For nearly two centuries these two burial grounds were the only ones in this vicinity. In the fall of 1829 an episode occurred which led to the opening of the Jersey City Cemetery. One morning a passer-by saw the body of a drowned man washed ashore at Harsimus; he drew it up on the grass, and after a little several others gathered there and in the discussion that followed it was decided to give the body suitable burial and mark the grave with a stone that it might be identified in case any friends of the dead man might eventually be found. The little group contributed a sum sufficient, as they supposed, to make the desired provision, and a committee was appointed to attend to the matter, and see that the body was properly buried in the cemetery of the Bergen Church. The sexton charged $12 to open a grave, which seemed to the people of Jersey City such an enormous price that it aroused universal indignation, which resulted in a public meeting at Hugh McCutcheon's Farmer's Hotel at 42 York street (quite a celebrated tavern of the day), at which it was decided to open a new cemetery and no longer be dependent upon that of the Bergen Church. Subscriptions were taken and a cemetery company was formed of which David C. Colden, one of the associates, and at that time Mayor of New York, was President, Robert Gilchrist was Treasurer, and J. D. Miller was Secretary. The result was the purchase of five and a half acres on the hill-side south of the Newark Turnpike, and the Jersey City Cemetery was opened, at that time a quiet, country place, where under the drooping willows, many families, prominent in the early life of Jersey City were laid to rest far from the noise of the young city; but with the passing years, the city has extended out to and far beyond their resting place, all about them are city streets and a railroad now runs along at the foot of the hill.

The Old M'Cutcheon Hotel.

In 1831 or thereabouts, the third burial ground of the Bergen Church, east of Bergen avenue and south of Vroom street, was bought of Aaron Tuers for $500, and surveyed and laid out in fourteen foot lots by Colonel Sip.
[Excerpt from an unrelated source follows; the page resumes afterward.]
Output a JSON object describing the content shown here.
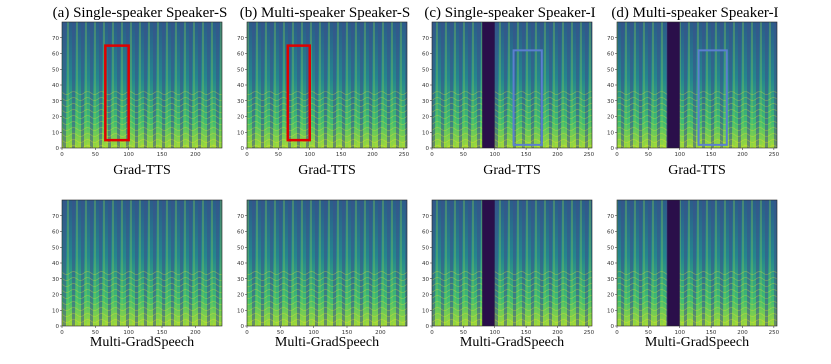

These lots were sold at $5 each, the gore lots being reserved for the poor. In 1849 the New York Bay Cemetery was opened; it is one of the largest Protestant cemeteries in the county, embracing about one hundred acres, sloping to the waters of the bay, a very beautiful location on Ocean and Garfield avenues. About 1857 Abraham Spier, while acting as sexton for the Bergen Church, laid out a burying ground south of and adjoining the west end of the second church cemetery, which is still known as Spier's Cemetery. Since then the Catholics have opened a cemetery south of Communipaw avenue, and west of West Side avenue. Jersey City has other cemeteries outside of the city limits, of more recent organization.